Recently, a research team led by Professor Li Shengying from the State Key Laboratory of Microbial Technology at Shandong University (SDU), in collaboration with Professor Wang Binju and Professor Zhang Yandong’s teams from Xiamen University, published aresearch articletitled "Deciphering the Thiolactonization Mechanism in Thiolactomycin Biosynthesis" in Journal of the American Chemical Society. This work successfully unravels the biosynthetic pathway of the sulfur-containing antibiotic thiolactomycin, revealing a unique mechanism for constructing the γ-thiolactone scaffold in nature.

Thiolactomycin, a natural product derived from actinomycetes, demonstrates strong antibacterial activity against both Gram-positive and Gram-negative bacteria. Its distinctive γ-thiolactone ring selectively targets bacterial type II fatty acid synthase while sparing human and mammalian fatty acid synthesis pathways, rendering it a highly promising antibiotic candidate. Over the past four decades, research has systematically elucidated its pharmacological properties, mechanisms of action, and chemical synthesis. Nevertheless, the biosynthetic mechanism of its pharmacophore—the γ-thiolactone ring—remained elusive.

This study isolated thiolactomycin-type compounds from Streptomyces sp. S6043a, an actinobacterium strain previously isolated from an Antarctic deep-sea sponge. Through bioinformatics analysis and in vivo gene inactivation experiments, the researchers identified key enzymes responsible for γ-thiolactone ring formation: the Cy domain of nonribosomal peptide synthetase (NRPS) TlnC, the A-PCP domain of TlnD, and the cytochrome P450 enzyme TlnA.To elucidate the catalytic roles of these enzymes, the authors adopted an NRPS domain-splitting strategy to obtain all the soluble recombinant proteins. Using chemically synthesized polyketide intermediate as substrate, they successfully reconstitutedtheγ-thiolactone ring formation process in a one-pot in vitro reaction. Their findings revealed that the Cy domain of TlnC mediates a rare sulfur-transfer reaction, incorporating a cysteine-derived sulfur atom into the polyketide backbone to generate an unstable thiocarboxylic intermediate. Subsequently, the P450 enzyme TlnA catalyzes a novel C–S bond cyclization, converting this intermediate into thiolactomycin.

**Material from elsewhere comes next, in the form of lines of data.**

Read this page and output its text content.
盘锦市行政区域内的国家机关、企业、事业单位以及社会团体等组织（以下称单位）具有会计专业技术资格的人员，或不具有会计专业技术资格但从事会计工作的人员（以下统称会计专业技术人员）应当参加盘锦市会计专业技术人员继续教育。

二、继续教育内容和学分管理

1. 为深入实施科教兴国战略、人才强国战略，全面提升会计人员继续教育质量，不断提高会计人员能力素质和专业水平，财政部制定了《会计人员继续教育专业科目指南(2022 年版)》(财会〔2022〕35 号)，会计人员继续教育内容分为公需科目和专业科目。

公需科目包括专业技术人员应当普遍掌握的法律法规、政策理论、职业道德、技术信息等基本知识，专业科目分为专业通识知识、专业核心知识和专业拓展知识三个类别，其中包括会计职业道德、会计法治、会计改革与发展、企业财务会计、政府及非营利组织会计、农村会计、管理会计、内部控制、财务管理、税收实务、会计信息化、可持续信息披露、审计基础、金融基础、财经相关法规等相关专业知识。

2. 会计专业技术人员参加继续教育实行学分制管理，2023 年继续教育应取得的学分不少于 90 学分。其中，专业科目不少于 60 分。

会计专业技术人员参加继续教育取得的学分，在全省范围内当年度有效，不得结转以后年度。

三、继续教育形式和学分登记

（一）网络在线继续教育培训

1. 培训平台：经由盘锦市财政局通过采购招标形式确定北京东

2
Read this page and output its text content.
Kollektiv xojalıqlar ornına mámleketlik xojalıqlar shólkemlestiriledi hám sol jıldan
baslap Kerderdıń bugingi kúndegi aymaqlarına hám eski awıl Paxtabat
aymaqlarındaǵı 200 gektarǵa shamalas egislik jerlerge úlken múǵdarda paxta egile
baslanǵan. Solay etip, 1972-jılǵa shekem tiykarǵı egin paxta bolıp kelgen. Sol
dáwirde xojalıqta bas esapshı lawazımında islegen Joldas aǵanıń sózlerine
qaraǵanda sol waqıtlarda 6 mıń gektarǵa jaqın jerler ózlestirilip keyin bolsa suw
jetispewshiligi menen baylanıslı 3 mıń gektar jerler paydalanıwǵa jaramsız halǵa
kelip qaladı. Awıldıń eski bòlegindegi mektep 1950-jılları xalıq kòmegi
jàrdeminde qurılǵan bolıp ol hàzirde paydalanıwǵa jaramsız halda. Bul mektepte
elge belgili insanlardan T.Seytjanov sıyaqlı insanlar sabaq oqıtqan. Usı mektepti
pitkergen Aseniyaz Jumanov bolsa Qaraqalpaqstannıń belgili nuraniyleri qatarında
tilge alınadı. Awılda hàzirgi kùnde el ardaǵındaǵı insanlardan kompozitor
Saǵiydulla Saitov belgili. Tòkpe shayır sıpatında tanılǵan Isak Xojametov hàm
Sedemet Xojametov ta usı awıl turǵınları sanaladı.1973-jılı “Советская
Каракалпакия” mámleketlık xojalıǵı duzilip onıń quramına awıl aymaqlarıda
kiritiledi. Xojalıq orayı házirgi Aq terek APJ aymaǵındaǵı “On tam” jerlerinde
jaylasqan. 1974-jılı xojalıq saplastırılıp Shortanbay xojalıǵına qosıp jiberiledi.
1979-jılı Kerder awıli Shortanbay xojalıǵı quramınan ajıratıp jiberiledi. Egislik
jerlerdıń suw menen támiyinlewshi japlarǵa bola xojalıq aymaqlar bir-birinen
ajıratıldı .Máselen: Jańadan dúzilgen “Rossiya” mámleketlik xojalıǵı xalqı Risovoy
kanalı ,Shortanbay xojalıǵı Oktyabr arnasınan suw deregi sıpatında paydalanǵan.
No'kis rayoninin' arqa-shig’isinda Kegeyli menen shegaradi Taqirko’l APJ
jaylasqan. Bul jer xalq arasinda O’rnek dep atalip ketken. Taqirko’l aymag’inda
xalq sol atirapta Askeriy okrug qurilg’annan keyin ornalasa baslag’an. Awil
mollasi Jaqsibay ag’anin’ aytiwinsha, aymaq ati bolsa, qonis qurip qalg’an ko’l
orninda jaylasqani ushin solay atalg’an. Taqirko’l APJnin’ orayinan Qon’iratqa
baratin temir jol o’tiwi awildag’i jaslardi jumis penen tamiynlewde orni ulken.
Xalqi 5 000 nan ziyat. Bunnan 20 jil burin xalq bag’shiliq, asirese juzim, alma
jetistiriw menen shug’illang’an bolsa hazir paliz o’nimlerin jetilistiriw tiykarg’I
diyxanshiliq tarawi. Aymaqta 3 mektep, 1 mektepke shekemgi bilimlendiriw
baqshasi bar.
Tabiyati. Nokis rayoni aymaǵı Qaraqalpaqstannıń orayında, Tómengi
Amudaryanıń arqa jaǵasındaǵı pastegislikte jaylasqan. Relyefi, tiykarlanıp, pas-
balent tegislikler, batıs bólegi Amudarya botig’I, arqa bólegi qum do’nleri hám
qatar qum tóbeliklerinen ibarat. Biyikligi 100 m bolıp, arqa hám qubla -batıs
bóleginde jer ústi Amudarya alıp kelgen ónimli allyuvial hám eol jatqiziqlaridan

To further elucidate the catalytic mechanisms of the Cy domain and P450 enzyme, the authors employed an integrated approach combining in vitro biochemical assays, isotopic labeling experiments, protein structural analysis, site-directed mutagenesis, quantum mechanics/molecular mechanics (QM/MM) simulations, density functional theory (DFT) calculations, primary kinetic isotope effect (KIE) measurements, and time-course NMR experiments. The results demonstrated that the Cy domain facilitates sulfur transfer through a sequential mechanism involving: amide bond formation, intramolecular cyclization, ring-opening rearrangement, and C–S bond cleavage. Notably, while characterized Cy domains typically catalyze thiazole/oxazole ring formation via a "condensation-cyclization-dehydration" pathway, this study reveals a Cy domain with a novel catalytic function. Mechanistic investigations established that the P450 TlnA mediates stereoselective intramolecular C–S cyclization through a "distal radical" mechanism, ultimately generating the γ-thiolactone ring. These findings revised the previously proposed epoxide intermediate hypothesis.

In summary, this study comprehensively elucidates the thiolactonization mechanism in thiolactomycin biosynthesis, reporting the first enzymatic γ-thiolactone ring formation identified in nature. The work establishes crucial genetic, enzymatic, and mechanistic foundations for engineering this promising antibiotic's biosynthetic pathway. Furthermore, these findings significantly advance our understanding of sulfur-containing natural product biosynthesis and provide new enzymatic tools for synthetic biology applications.

Additionally, the research team recently deciphered the biosynthetic mechanism of the thiocarboxylic acid moiety in the sulfur-containing natural product thioquinolobactin. Through an innovative "element engineering" approach, they developed a chemo-enzymatic platform for producing selenocarboxylic acid analogs. These findings were published in the Journal of Natural Products under the title "Carboxylic Acid Tailoring in Thioquinolobactin Biosynthesis."

These research projects were supported by the the National Key Research and Development Program of China, the National Natural Science Foundation of China, and the Shandong Provincial Natural Science Foundation. The State Key Laboratory of Microbial Technology serves as the primary and corresponding author affiliation.